Imagens impressionantes de nebulosas planetárias capturadas por Hubble contam a maravilha final das estrelas que estão morrendo.

Uma equipe de astrônomos descobriu mais detalhes sobre o que uma estrela passa nos momentos finais de sua vida com a ajuda do Telescópio Espacial Hubble.

Com o uso do Hubble, os especialistas puderam estudar a NGC 6302,  também conhecido como Nebulosa da Borboleta, que fica a cerca de 2.500 a 3.800 anos-luz de distância na constelação de Scorpius, bem como a NGC 7027, que fica a cerca de 3.000 anos-luz de distância na constelação de Cygnus, duas nebulosas planetárias jovens que estão entre as "mais empoeiradas".

No centro dessas nebulosas existem gigantes vermelhos que detonam mudanças rápidas em jatos e bolhas de gás, daí o visual "empoeirado" e caótico que o Hubble conseguiu capturar bem.

Nebulosas

O novo líder do estudo, Joel Kastner, do Instituto de Tecnologia de Rochester, disse que ninguém havia observado as nebulosas antes através da Wide Field Camera 3 do Telescópio Espacial Hubble em toda a sua faixa de comprimento de onda, e é por isso que ele "ficou chocado".

"Essas novas observações de vários comprimentos de onda do Hubble fornecem a visão mais abrangente até o momento de ambas as nebulosas espetaculares.

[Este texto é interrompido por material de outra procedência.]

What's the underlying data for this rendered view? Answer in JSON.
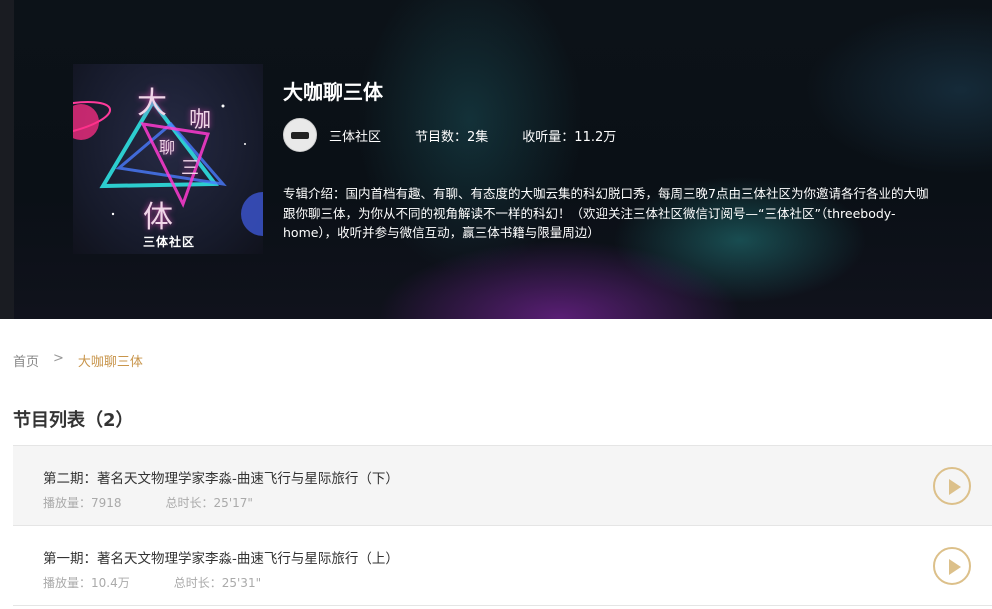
{
  "album": {
    "title": "大咖聊三体",
    "author": "三体社区",
    "episode_count": "节目数：2集",
    "listen_count": "收听量：11.2万",
    "intro": "专辑介绍：国内首档有趣、有聊、有态度的大咖云集的科幻脱口秀，每周三晚7点由三体社区为你邀请各行各业的大咖跟你聊三体，为你从不同的视角解读不一样的科幻！（欢迎关注三体社区微信订阅号—“三体社区”（threebody-home），收听并参与微信互动，赢三体书籍与限量周边）",
    "cover": {
      "chars": [
        "大",
        "咖",
        "聊",
        "三",
        "体"
      ],
      "brand": "三体社区"
    }
  },
  "breadcrumb": {
    "home": "首页",
    "separator": ">",
    "current": "大咖聊三体"
  },
  "list_heading": "节目列表（2）",
  "episodes": [
    {
      "title": "第二期：著名天文物理学家李淼-曲速飞行与星际旅行（下）",
      "plays": "播放量：7918",
      "duration": "总时长：25'17\""
    },
    {
      "title": "第一期：著名天文物理学家李淼-曲速飞行与星际旅行（上）",
      "plays": "播放量：10.4万",
      "duration": "总时长：25'31\""
    }
  ],
  "colors": {
    "accent": "#c8954b",
    "play_button": "#dcc08a",
    "hero_background": "#0c1218"
  },
  "icons": {
    "play": "play-circle-icon",
    "avatar": "author-avatar"
  }
}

Enquanto eu fazia o download das imagens resultantes", disse ele em comunicado, mesmo dizendo que parecia um garoto "em uma loja de doces".

Entre o que descobriram através da imagem do Hubble, está o fato de ambas as nebulosas se separarem por um período extremamente curto de tempo.

De acordo com o futurismo, Kastner e sua equipe também acreditam que existiam duas estrelas no centro das duas nebulosas que dançavam próximas uma da outra, o que causou a poeira da nuvem ao seu redor e o que lhes deu seus apelidos.

Nebulosas

A equipe teoriza que, à medida que as estrelas estão girando, a menor das duas começa a perder sua massa, que a maior absorve.

Com o tempo, a maior das duas estrelas teria engolido a menor, por causa da perda gradual de sua massa, levando a um padrão de borboleta, semelhante ao da NGC 6302.

"As suspeitas estrelas companheiras a NGC 6302 e NGC 7027 não foram detectadas diretamente porque estão próximas ou talvez já tenham sido engolidas por estrelas gigantes vermelhas maiores, um tipo de estrela centenas a milhares de vezes mais brilhante que o Sol ", disse o professor Bruce Balick, da Universidade de Washington e co-autor do estudo.

Balick também disse que, até agora, a teoria das estrelas que se fundem é a melhor explicação até o momento e que não tem hipóteses rivais.

A equipe estudou a NGC 6302 e a NGC 7027 porque, embora ambas sejam igualmente impressionantes, elas são equivalentes.

No caso da nebulosa da borboleta, os astrônomos acreditam que a estrela no meio "girava como um pião prestes a cair".

Enquanto sua contraparte, a Nebulosa Jewel Bug, algo aparentemente deu errado recentemente em seu centro, criando o padrão que agora possui.

O artigo da equipe foi publicado recentemente na revista Galaxies, detalhando ainda mais as observações que eles criaram com a ajuda do Telescópio Espacial Hubble.